Après plus de quatre semaines d’assemblées générales deux fois par jour, et de piquets de grève quotidiens, la grève a pris une autre direction, en s’appuyant davantage sur le travail des délégués syndicaux et sur des actions, par exemple les réquisitions des lits vacants…
Le vendredi 5 novembre, des infirmières des urgences se sont également mis en arrêt maladie, d’autres ont utilisé le droit de retrait, utilisé exceptionnellement lorsque les conditions de travail sont jugées trop risquées pour la santé et parfois pour la survie des personnels aussi bien que des patients.
Suite à cela, la direction étant obligée de remédier au problème, une réunion extraordinaire du Comité d’hygiène, de sécurité et des conditions de travail (CHSCT) a été organisée, à laquelle la direction n’a pas donné suites.
Le 15 octobre, le directeur de l’hôpital s’était engagé oralement à recruter 33 infirmiers, 13 aides-soignants, cinq manipulateurs en radiologie et deux techniciens de laboratoire. Mais depuis, rien de tout cela n’a à ce jour été fait. En guise de solution, a priori temporaire, un représentant de la direction politique médicale (DPM) est venu rencontrer les chefs de service pour demander la fermeture de lits et une baisse de l’activité…
Si une telle solution était appliquée, il est à parier qu’elle pourrait se prolonger à l’infini… Il a donc reçu un refus catégorique de l’ensemble des chefs de service d’appliquer une telle proposition.
Cela fait cinq ans que Tenon est soumis à un régime sec catastrophique et est maintenu dans une rigueur budgétaire qui lui vaut d’avoir le point Isa (le mode de calcul dépenses/recettes) le plus faible de l’Assistance publique des hôpitaux de Paris (AP-HP) depuis quelques années. Autrement dit, il arrive à être un très bon élève, en termes d’efficacité budgétaire, en se serrant très fort la ceinture, et aux dépens de l’embauche et de la santé du personnel en place.
Il est à rappeler également que l’hôpital est à la pointe de domaines comme l’oncologie ou la dialyse, secteurs tout particulièrement lésés et surtout en lutte.

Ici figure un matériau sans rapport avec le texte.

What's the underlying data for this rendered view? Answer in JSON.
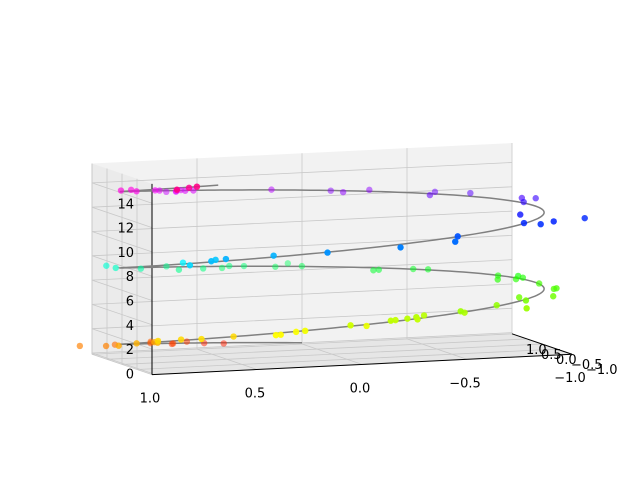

D’autres hôpitaux sont également très mobilisés. Le personnel d’Antoine-Béclère, à Clamart, par exemple, est en grève générale et a occupé les locaux administratifs pour protester contre la fusion de leur hôpital avec Bicêtre et Paul-Brousse, qui se traduira par le dépeçage des services, des dizaines de suppressions d’emplois et la délocalisation des centres de décision.
C’est toute une politique de restructuration et de regroupement de pôles qui est en jeu ici et valable pour tous les hôpitaux de l’AP-HP. Le démantèlement des services a déjà commencé à Tenon avec la fermeture de son centre d’IVG l’année dernière.
La fédération des revendications au niveau des hôpitaux de Paris reste malheureusement compliquée, tant il y a déjà à faire au niveau d’un seul hôpital. Cependant, au niveau interprofessionnel, les enseignants, les éboueurs, les personnels soignants, les cheminots, les lycéens et les étudiants ont eu l’occasion de défiler ensemble lors de deux manifestations au mois d’octobre.